I find it hard to maintain a healthy social life while I'm deep in the act of writing. I tend to isolate and become a workaholic. I also find it hard to navigate the world of "things." I bump into a lot of furniture and break a lot of glasses and dishes. Right now, for my own personal safety, I'm on the hunt for a nice adult-sized sippy cup.

6. Greg Hollingshead asks, "Auberon Waugh (by way of Randell Jarrell) has described the novel as a story that has something wrong with it. If you agree, do you think it's because the novel is a difficult literary form to get right or because as a literary form it has something wrong with it? If so, why or what?"

I don't think the novel has something wrong with it as a literary form, although I do notice a lot of stories get bogged down between the second and third acts. But I think from the point of view of a writer, any novel I ever write will have something wrong with it. It will never be the novel I set out to write. It will never live up to my highest hopes. The same thing happens in other creative disciplines too. The painter will never be able to paint the image exactly as it is in their mind. The sculptor will constantly be frustrated by the physical limitations of what they are trying to accomplish. For this reason I like Samuel Beckett's advice to "fail better." As a writer I'm resigned to the fact that I will always fail to capture the story as I first imagined it. My goal is to make peace with that failure, to accept the fact that I will always be trailing behind the story and it will always be getting away.

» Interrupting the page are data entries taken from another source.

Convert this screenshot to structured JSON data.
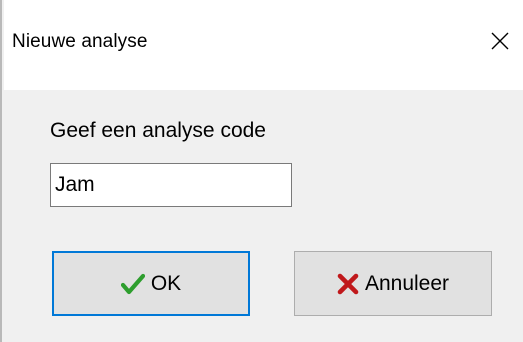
{
  "window": {
    "title": "Nieuwe analyse"
  },
  "form": {
    "prompt": "Geef een analyse code",
    "code_value": "Jam"
  },
  "buttons": {
    "ok_label": "OK",
    "cancel_label": "Annuleer"
  },
  "icons": {
    "close": "close-icon",
    "ok": "checkmark-icon",
    "cancel": "red-x-icon"
  },
  "colors": {
    "ok_icon": "#2e9e2e",
    "cancel_icon": "#c0181b",
    "focus_border": "#0078d7"
  }
}
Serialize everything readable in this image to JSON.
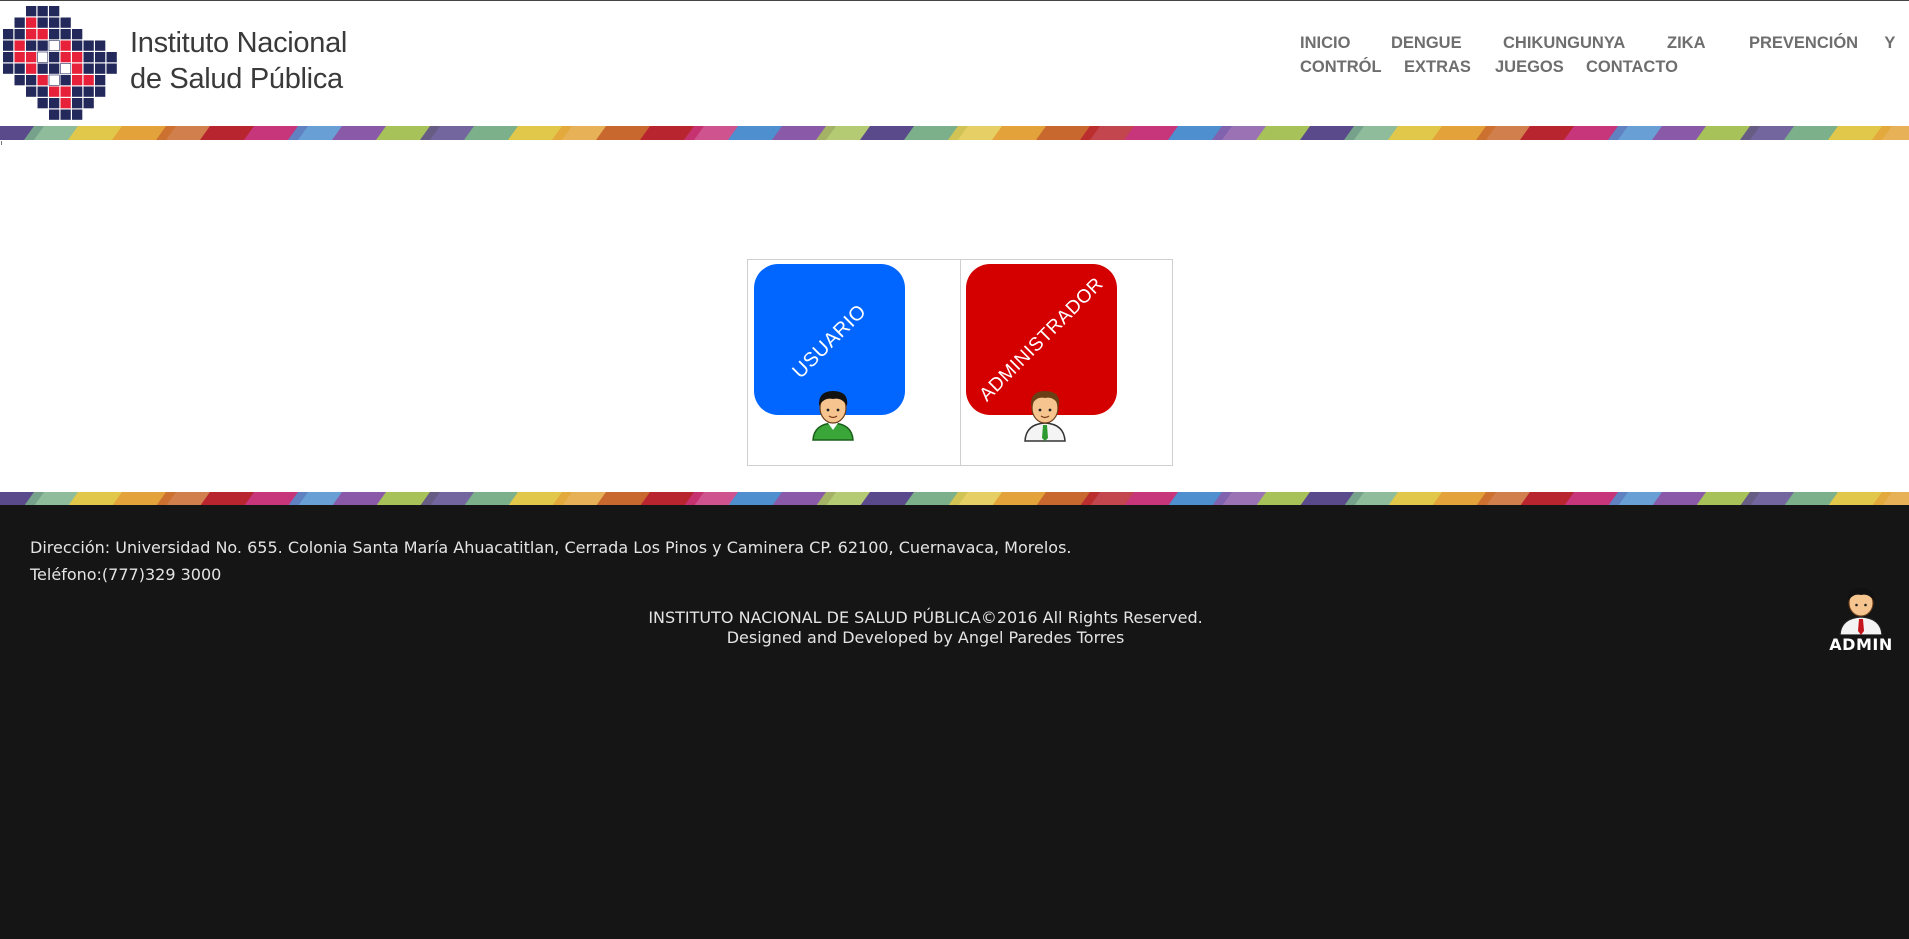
{
  "brand": {
    "line1": "Instituto Nacional",
    "line2": "de Salud Pública"
  },
  "nav": {
    "items": [
      {
        "label": "INICIO"
      },
      {
        "label": "DENGUE"
      },
      {
        "label": "CHIKUNGUNYA"
      },
      {
        "label": "ZIKA"
      },
      {
        "label": "PREVENCIÓN Y"
      },
      {
        "label": "CONTRÓL"
      },
      {
        "label": "EXTRAS"
      },
      {
        "label": "JUEGOS"
      },
      {
        "label": "CONTACTO"
      }
    ]
  },
  "roles": {
    "user": {
      "label": "USUARIO",
      "color": "#0066ff",
      "icon": "user-avatar-icon"
    },
    "admin": {
      "label": "ADMINISTRADOR",
      "color": "#d40000",
      "icon": "admin-avatar-icon"
    }
  },
  "footer": {
    "address": "Dirección: Universidad No. 655. Colonia Santa María Ahuacatitlan, Cerrada Los Pinos y Caminera CP. 62100, Cuernavaca, Morelos.",
    "phone": "Teléfono:(777)329 3000",
    "copyright": "INSTITUTO NACIONAL DE SALUD PÚBLICA©2016 All Rights Reserved.",
    "credits": "Designed and Developed by Angel Paredes Torres",
    "admin_label": "ADMIN"
  },
  "colors": {
    "footer_bg": "#151515",
    "nav_text": "#6e6e6e",
    "logo_navy": "#24295c",
    "logo_red": "#e8213a"
  }
}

7. Gail Bowen asks, "If you could live in the world created by another writer, what fictional world would you choose, and why?"

I would love to inhabit the world as imagined by Dr. Seuss an off-kilter, colourful world where everyone has comical hair and speaks in rhyme.

8. Drew Hayden Taylor asks, "Do you think you or your books would have been successful, say... fifty or a hundred years ago? Or has the style of writing changed too much in the passing decades?"

Readers from a hundred years ago might feel as disconnected from my writing as I feel from the classics. When I read Proust, for example, I'm always waiting for something to happen. I want the narrator to stop sitting around eating madeleines, to get out of the house and do something. While I appreciate the writing, I grow impatient with the story. These days, writing is much more fast-paced and playful. Things happen. The world assaults characters at every turn. This is much more in synch with our modern world. A reader from a hundred years ago would likely find my writing too busy. They would probably long for my characters to sit down and reflect for a while on some dainty baked goods.